To date, however, Berklee police officers have not been issued nor have they carried firearms on duty. Berklee is one of only a few colleges in the Boston area that is not currently armed. Given the realities of campus policing in 2017, Massachusetts Department of Higher Education and industrywide recommended best practices, and the character, professionalism, training, and experience of Berklee Public Safety officers, the college’s leadership has determined that it is in the best interest of our community that our police officers be armed. This will better enable the department to provide the level of service and protection the Berklee community needs and deserves.  
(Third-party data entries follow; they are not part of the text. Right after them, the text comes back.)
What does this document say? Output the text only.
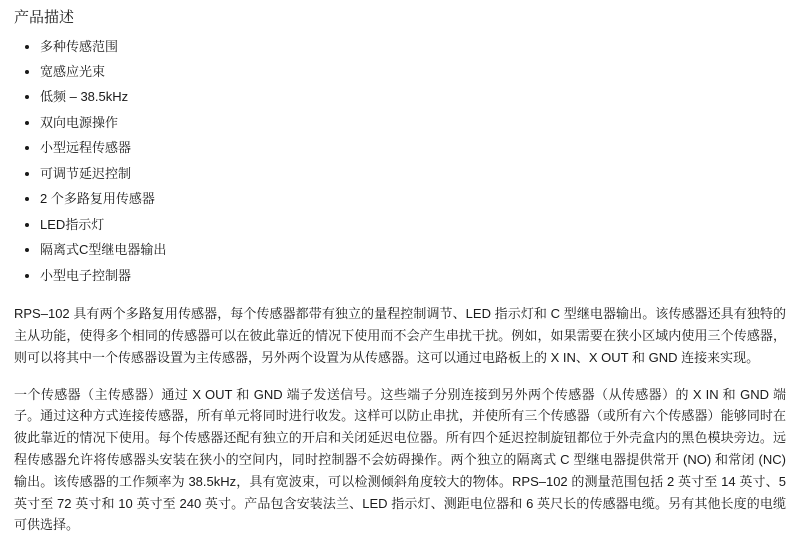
产品描述
多种传感范围
宽感应光束
低频 – 38.5kHz
双向电源操作
小型远程传感器
可调节延迟控制
2 个多路复用传感器
LED指示灯
隔离式C型继电器输出
小型电子控制器

RPS–102 具有两个多路复用传感器，每个传感器都带有独立的量程控制调节、LED 指示灯和 C 型继电器输出。该传感器还具有独特的主从功能，使得多个相同的传感器可以在彼此靠近的情况下使用而不会产生串扰干扰。例如，如果需要在狭小区域内使用三个传感器，则可以将其中一个传感器设置为主传感器，另外两个设置为从传感器。这可以通过电路板上的 X IN、X OUT 和 GND 连接来实现。

一个传感器（主传感器）通过 X OUT 和 GND 端子发送信号。这些端子分别连接到另外两个传感器（从传感器）的 X IN 和 GND 端子。通过这种方式连接传感器，所有单元将同时进行收发。这样可以防止串扰，并使所有三个传感器（或所有六个传感器）能够同时在彼此靠近的情况下使用。每个传感器还配有独立的开启和关闭延迟电位器。所有四个延迟控制旋钮都位于外壳盒内的黑色模块旁边。远程传感器允许将传感器头安装在狭小的空间内，同时控制器不会妨碍操作。两个独立的隔离式 C 型继电器提供常开 (NO) 和常闭 (NC) 输出。该传感器的工作频率为 38.5kHz，具有宽波束，可以检测倾斜角度较大的物体。RPS–102 的测量范围包括 2 英寸至 14 英寸、5 英寸至 72 英寸和 10 英寸至 240 英寸。产品包含安装法兰、LED 指示灯、测距电位器和 6 英尺长的传感器电缆。另有其他长度的电缆可供选择。
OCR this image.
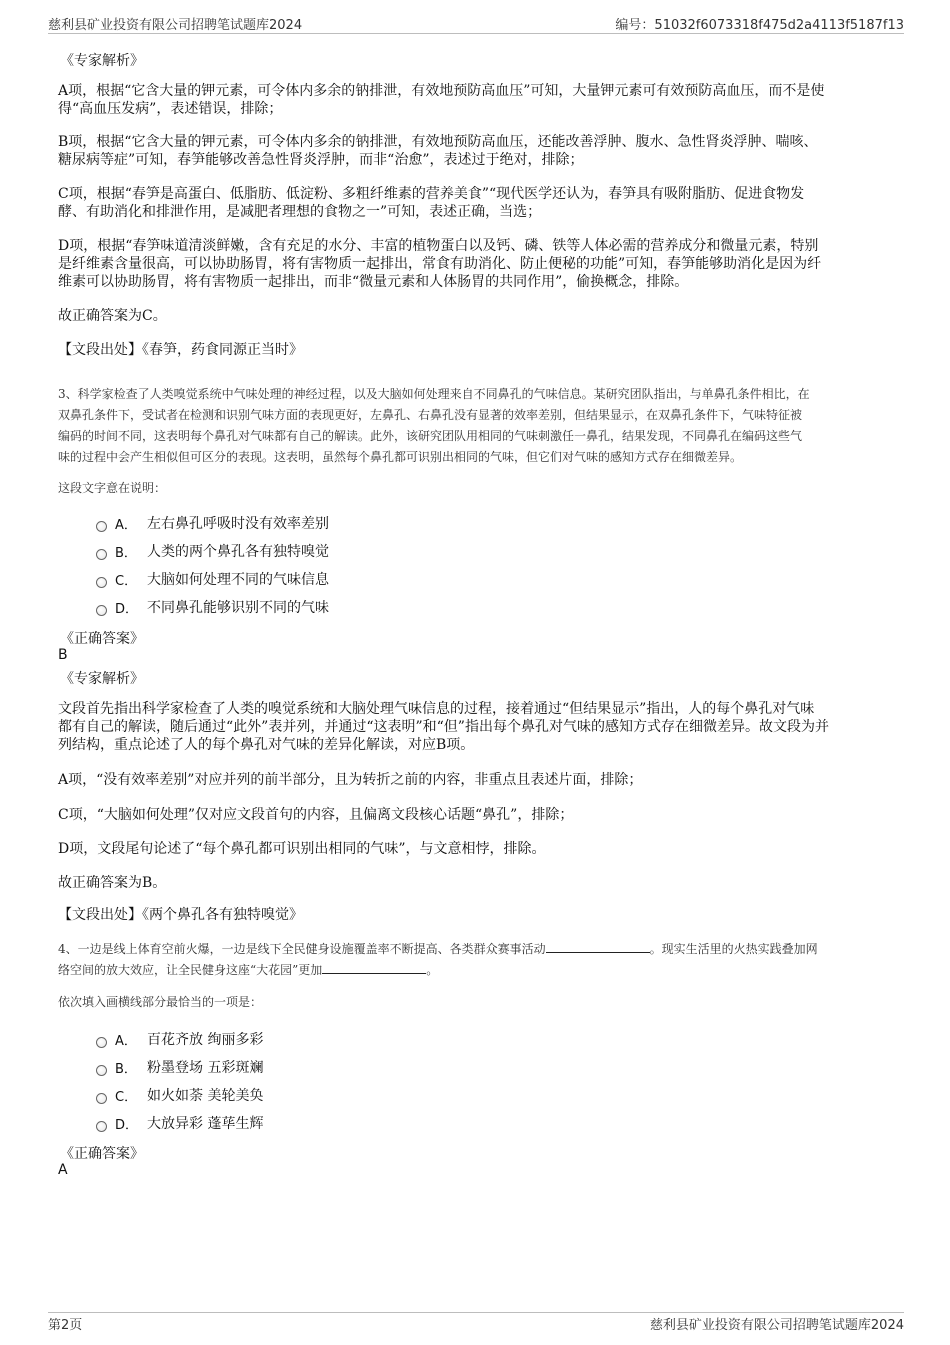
慈利县矿业投资有限公司招聘笔试题库2024	编号：51032f6073318f475d2a4113f5187f13
《专家解析》
A项，根据“它含大量的钾元素，可令体内多余的钠排泄，有效地预防高血压”可知，大量钾元素可有效预防高血压，而不是使
得“高血压发病”，表述错误，排除；
B项，根据“它含大量的钾元素，可令体内多余的钠排泄，有效地预防高血压，还能改善浮肿、腹水、急性肾炎浮肿、喘咳、
糖尿病等症”可知，春笋能够改善急性肾炎浮肿，而非“治愈”，表述过于绝对，排除；
C项，根据“春笋是高蛋白、低脂肪、低淀粉、多粗纤维素的营养美食”“现代医学还认为，春笋具有吸附脂肪、促进食物发
酵、有助消化和排泄作用，是减肥者理想的食物之一”可知，表述正确，当选；
D项，根据“春笋味道清淡鲜嫩，含有充足的水分、丰富的植物蛋白以及钙、磷、铁等人体必需的营养成分和微量元素，特别
是纤维素含量很高，可以协助肠胃，将有害物质一起排出，常食有助消化、防止便秘的功能”可知，春笋能够助消化是因为纤
维素可以协助肠胃，将有害物质一起排出，而非“微量元素和人体肠胃的共同作用”，偷换概念，排除。
故正确答案为C。
【文段出处】《春笋，药食同源正当时》
3、科学家检查了人类嗅觉系统中气味处理的神经过程，以及大脑如何处理来自不同鼻孔的气味信息。某研究团队指出，与单鼻孔条件相比，在
双鼻孔条件下，受试者在检测和识别气味方面的表现更好，左鼻孔、右鼻孔没有显著的效率差别，但结果显示，在双鼻孔条件下，气味特征被
编码的时间不同，这表明每个鼻孔对气味都有自己的解读。此外，该研究团队用相同的气味刺激任一鼻孔，结果发现，不同鼻孔在编码这些气
味的过程中会产生相似但可区分的表现。这表明，虽然每个鼻孔都可识别出相同的气味，但它们对气味的感知方式存在细微差异。
这段文字意在说明：
A． 左右鼻孔呼吸时没有效率差别
B． 人类的两个鼻孔各有独特嗅觉
C． 大脑如何处理不同的气味信息
D． 不同鼻孔能够识别不同的气味
《正确答案》
B
《专家解析》
文段首先指出科学家检查了人类的嗅觉系统和大脑处理气味信息的过程，接着通过“但结果显示”指出，人的每个鼻孔对气味
都有自己的解读，随后通过“此外”表并列，并通过“这表明”和“但”指出每个鼻孔对气味的感知方式存在细微差异。故文段为并
列结构，重点论述了人的每个鼻孔对气味的差异化解读，对应B项。
A项，“没有效率差别”对应并列的前半部分，且为转折之前的内容，非重点且表述片面，排除；
C项，“大脑如何处理”仅对应文段首句的内容，且偏离文段核心话题“鼻孔”，排除；
D项，文段尾句论述了“每个鼻孔都可识别出相同的气味”，与文意相悖，排除。
故正确答案为B。
【文段出处】《两个鼻孔各有独特嗅觉》
4、一边是线上体育空前火爆，一边是线下全民健身设施覆盖率不断提高、各类群众赛事活动	。现实生活里的火热实践叠加网
络空间的放大效应，让全民健身这座“大花园”更加	。
依次填入画横线部分最恰当的一项是：
A． 百花齐放 绚丽多彩
B． 粉墨登场 五彩斑斓
C． 如火如荼 美轮美奂
D． 大放异彩 蓬荜生辉
《正确答案》
A
第2页	慈利县矿业投资有限公司招聘笔试题库2024
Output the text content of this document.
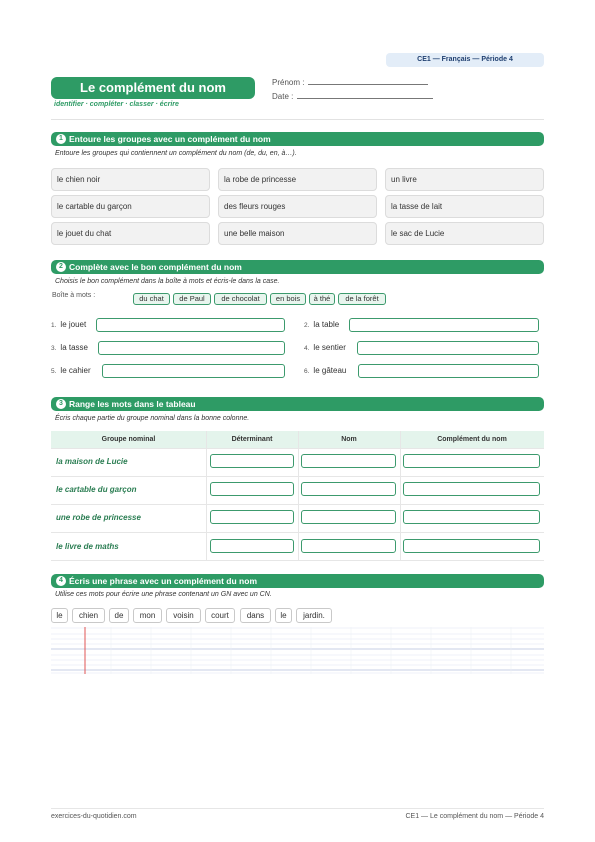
CE1 — Français — Période 4
Le complément du nom
identifier · compléter · classer · écrire
Prénom :
Date :
1 Entoure les groupes avec un complément du nom
Entoure les groupes qui contiennent un complément du nom (de, du, en, à…).
le chien noir	la robe de princesse	un livre
le cartable du garçon	des fleurs rouges	la tasse de lait
le jouet du chat	une belle maison	le sac de Lucie
2 Complète avec le bon complément du nom
Choisis le bon complément dans la boîte à mots et écris-le dans la case.
Boîte à mots :	du chat	de Paul	de chocolat	en bois	à thé	de la forêt
1. le jouet	2. la table
3. la tasse	4. le sentier
5. le cahier	6. le gâteau
3 Range les mots dans le tableau
Écris chaque partie du groupe nominal dans la bonne colonne.
Groupe nominal	Déterminant	Nom	Complément du nom
la maison de Lucie
le cartable du garçon
une robe de princesse
le livre de maths
4 Écris une phrase avec un complément du nom
Utilise ces mots pour écrire une phrase contenant un GN avec un CN.
le	chien	de	mon	voisin	court	dans	le	jardin.
exercices-du-quotidien.com	CE1 — Le complément du nom — Période 4
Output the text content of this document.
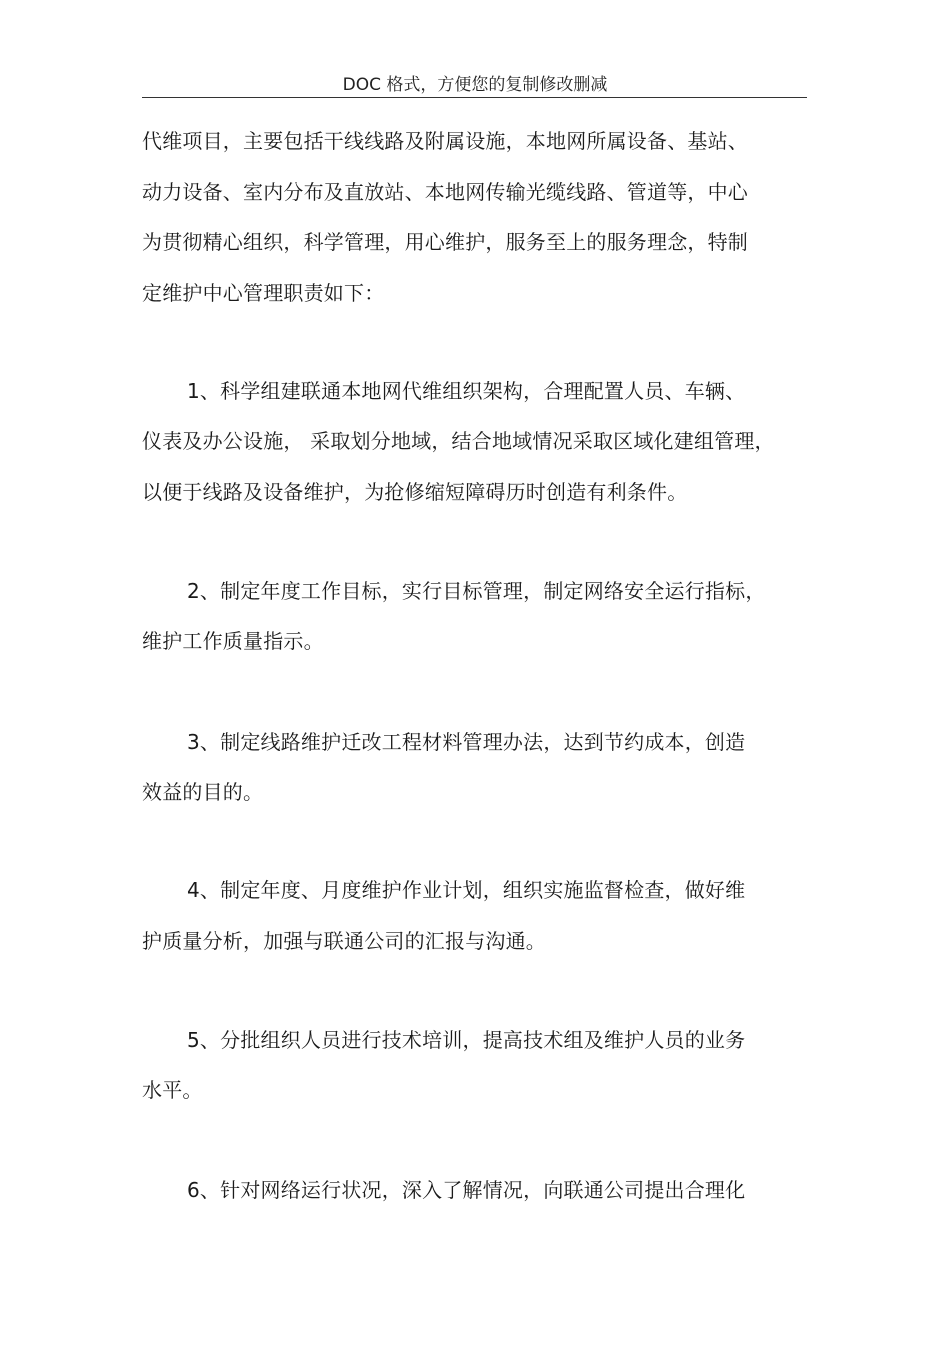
DOC 格式，方便您的复制修改删减
代维项目，主要包括干线线路及附属设施，本地网所属设备、基站、
动力设备、室内分布及直放站、本地网传输光缆线路、管道等，中心
为贯彻精心组织，科学管理，用心维护，服务至上的服务理念，特制
定维护中心管理职责如下：
1、科学组建联通本地网代维组织架构，合理配置人员、车辆、
仪表及办公设施， 采取划分地域，结合地域情况采取区域化建组管理，
以便于线路及设备维护，为抢修缩短障碍历时创造有利条件。
2、制定年度工作目标，实行目标管理，制定网络安全运行指标，
维护工作质量指示。
3、制定线路维护迁改工程材料管理办法，达到节约成本，创造
效益的目的。
4、制定年度、月度维护作业计划，组织实施监督检查，做好维
护质量分析，加强与联通公司的汇报与沟通。
5、分批组织人员进行技术培训，提高技术组及维护人员的业务
水平。
6、针对网络运行状况，深入了解情况，向联通公司提出合理化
But regardless of the agency or location, an officer’s firearm is just one tool in a much larger kit intended to enable officers to better meet the great challenge and responsibility of protecting a community. Like all other agencies throughout the country, Public Safety’s most powerful tool continues to be community policing initiatives designed to promote organizational strategies supporting community/law enforcement partnerships and problem-solving techniques without reliance on force. Toward that, Berklee’s officers—who are already very experienced and extensively trained—will receive supplemental training. As part of this commitment to training, Public Safety will

  • Develop a formal continuing training program for our officers, in which all armed department members will receive ongoing training in all areas relevant to the responsibility for carrying firearms on duty—as is the case with any other law enforcement agency—and they will be required to qualify with accuracy and frequency scores exceeding those of even the Massachusetts Municipal Police Training Committee.
  • Provide ongoing training in what it means to be a community police officer, in general and as applied to our community. Berklee is fortunate to have a very diverse community—it’s core to our success—and that has been a very important factor in the development of our training program. We thank our colleagues in Human Resources and Diversity and Inclusion for their assistance in developing specialized training modules to support this effort.

Since we introduced our new public safety model in 2015, we have received very positive feedback about our team and our effectiveness from the Berklee community and from our neighbors. We appreciate the great effort, collaboration, trust, and community that have helped to build our new Public Safety Department, and we look forward to expanding upon this great partnership of shared responsibility for our community’s public safety and quality of life for years to come.  

We have held two town meetings on the Berklee College of Music campus to give the community a chance to hear our plans and ask questions. We will hold two more town meetings on the Boston Conservatory at Berklee campus on:

  • April 21, 2017, at 10:00 a.m. in the Opera Hall at 8 The Fenway, 4th floor.
  • April 26, 2017, at 4:00 p.m. in the Houston Hall at 8 The Fenway, 1st floor.

Please plan to attend one of these meetings if your schedule permits.